Depuis les attentats du 11 septembre, "tous les journalistes se plaignent qu'il n'y a plus moyen de placer une seule nouvelle environnementale, rapporte Jim Detjen. Il n'est pas certain que la couverture redeviendra comme avant... C'est un dossier arrivé à maturité, qui ne provoque plus d'intérêt particulier. Le débat va se poursuivre, mais dans des médias spécialisés, pas dans la presse généraliste."

Dans le Tiers Monde aussi, la dérive politique nuit à la couverture environnementale. "On y voit le réchauffement global comme un complot ésotérique monté par des chercheurs pour faire peur et obtenir plus de financement, résume le journaliste indien Darryl D'Monte, également président de la Fédération internationale des journalistes environnementaux. La priorité va au développement économique et l'environnement est vu comme une simple mode occidentale."

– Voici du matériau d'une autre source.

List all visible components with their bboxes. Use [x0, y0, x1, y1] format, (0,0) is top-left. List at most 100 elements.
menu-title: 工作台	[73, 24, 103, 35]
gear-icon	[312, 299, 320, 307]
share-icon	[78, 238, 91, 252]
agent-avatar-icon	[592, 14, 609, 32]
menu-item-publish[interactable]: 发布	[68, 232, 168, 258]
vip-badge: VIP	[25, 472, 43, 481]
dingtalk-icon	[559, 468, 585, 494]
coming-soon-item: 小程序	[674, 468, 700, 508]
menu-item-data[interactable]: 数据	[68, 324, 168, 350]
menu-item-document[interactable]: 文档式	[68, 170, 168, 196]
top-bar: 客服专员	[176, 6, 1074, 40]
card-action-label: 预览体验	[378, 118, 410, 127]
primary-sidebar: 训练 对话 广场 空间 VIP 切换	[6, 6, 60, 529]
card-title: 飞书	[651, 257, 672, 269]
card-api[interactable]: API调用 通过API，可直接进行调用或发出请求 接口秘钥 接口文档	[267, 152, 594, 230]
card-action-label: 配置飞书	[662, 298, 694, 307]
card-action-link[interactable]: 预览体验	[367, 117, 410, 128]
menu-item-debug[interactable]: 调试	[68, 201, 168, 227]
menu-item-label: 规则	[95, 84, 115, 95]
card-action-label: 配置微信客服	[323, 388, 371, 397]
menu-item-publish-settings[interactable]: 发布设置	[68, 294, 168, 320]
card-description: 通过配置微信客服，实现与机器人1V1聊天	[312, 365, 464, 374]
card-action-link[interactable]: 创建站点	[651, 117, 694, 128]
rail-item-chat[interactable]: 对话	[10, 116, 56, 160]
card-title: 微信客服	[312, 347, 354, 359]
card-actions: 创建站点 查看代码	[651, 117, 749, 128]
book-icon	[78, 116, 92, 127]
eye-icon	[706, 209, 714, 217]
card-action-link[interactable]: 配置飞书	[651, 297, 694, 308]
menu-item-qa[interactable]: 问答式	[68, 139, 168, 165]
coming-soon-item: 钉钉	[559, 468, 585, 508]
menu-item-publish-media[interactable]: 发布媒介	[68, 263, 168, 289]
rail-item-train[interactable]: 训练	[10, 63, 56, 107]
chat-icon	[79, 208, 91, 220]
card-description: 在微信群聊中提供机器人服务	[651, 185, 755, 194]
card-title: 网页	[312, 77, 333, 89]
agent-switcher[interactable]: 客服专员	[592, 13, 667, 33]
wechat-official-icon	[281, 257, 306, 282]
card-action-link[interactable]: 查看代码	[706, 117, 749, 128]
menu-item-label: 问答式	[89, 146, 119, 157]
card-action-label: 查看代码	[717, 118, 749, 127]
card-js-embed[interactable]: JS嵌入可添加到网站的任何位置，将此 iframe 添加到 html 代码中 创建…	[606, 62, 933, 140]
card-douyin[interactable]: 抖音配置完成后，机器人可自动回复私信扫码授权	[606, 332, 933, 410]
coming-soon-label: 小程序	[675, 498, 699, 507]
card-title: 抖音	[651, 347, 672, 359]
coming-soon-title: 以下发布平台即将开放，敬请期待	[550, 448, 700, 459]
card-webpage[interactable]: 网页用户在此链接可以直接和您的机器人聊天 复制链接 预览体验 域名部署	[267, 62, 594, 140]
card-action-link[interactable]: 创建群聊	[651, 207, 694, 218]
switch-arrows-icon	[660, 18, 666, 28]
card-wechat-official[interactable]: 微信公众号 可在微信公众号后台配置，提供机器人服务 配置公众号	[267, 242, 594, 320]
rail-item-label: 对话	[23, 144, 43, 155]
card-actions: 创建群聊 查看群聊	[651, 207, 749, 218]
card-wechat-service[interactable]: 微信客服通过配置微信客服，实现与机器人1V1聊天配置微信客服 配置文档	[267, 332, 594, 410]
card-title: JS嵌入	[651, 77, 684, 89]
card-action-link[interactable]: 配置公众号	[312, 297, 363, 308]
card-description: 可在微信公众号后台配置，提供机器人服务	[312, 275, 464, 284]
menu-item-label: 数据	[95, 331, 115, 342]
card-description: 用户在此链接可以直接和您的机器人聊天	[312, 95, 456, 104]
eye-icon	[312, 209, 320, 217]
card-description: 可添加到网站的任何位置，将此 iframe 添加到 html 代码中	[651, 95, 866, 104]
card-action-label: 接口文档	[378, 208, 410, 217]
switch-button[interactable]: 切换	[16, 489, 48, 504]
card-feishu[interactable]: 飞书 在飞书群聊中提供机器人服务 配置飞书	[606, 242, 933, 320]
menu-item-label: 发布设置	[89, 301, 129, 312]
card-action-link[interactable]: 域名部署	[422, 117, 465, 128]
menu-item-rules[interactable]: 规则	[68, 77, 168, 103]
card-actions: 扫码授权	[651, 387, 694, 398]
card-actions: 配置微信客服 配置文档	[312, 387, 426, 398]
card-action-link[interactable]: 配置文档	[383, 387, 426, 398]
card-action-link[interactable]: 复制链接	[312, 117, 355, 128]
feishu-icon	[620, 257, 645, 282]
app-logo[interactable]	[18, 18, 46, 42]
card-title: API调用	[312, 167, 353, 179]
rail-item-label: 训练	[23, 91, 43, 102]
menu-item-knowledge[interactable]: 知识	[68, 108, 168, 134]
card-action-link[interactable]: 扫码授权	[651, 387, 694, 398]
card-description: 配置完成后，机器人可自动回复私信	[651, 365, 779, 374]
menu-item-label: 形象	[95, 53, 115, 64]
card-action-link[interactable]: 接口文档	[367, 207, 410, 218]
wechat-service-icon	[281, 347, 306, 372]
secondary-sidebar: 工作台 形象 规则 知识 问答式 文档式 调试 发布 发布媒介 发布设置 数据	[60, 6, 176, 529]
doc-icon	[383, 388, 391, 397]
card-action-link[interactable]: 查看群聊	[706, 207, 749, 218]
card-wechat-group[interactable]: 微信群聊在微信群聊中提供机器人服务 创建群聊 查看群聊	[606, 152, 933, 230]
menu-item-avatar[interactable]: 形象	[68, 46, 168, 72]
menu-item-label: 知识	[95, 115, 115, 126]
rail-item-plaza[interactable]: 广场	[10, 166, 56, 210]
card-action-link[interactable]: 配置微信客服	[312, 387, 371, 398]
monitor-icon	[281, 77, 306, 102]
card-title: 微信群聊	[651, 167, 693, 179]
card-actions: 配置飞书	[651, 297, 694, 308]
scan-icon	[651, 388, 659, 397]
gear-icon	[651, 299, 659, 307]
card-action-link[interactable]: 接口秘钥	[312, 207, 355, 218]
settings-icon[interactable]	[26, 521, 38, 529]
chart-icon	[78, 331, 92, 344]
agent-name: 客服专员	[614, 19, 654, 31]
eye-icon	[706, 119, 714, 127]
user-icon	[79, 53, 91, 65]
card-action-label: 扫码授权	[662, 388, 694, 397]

Ian Pollinger, chercheur en environnement au Imperial College de Londres, critique pour sa part certaines habitudes de journalistes. "Donner chaque point de vue est ridicule, dans la mesure où le débat scientifique est réglé depuis longtemps, estime-t-il. On ne gagne rien à donner la parole à des gens peu crédibles." Par ailleurs, le manque d'experts indépendants rend les médias beaucoup trop dépendants des divers groupes de pression et réduit ce débat complexe à une lutte manichéenne entre le bien et le mal.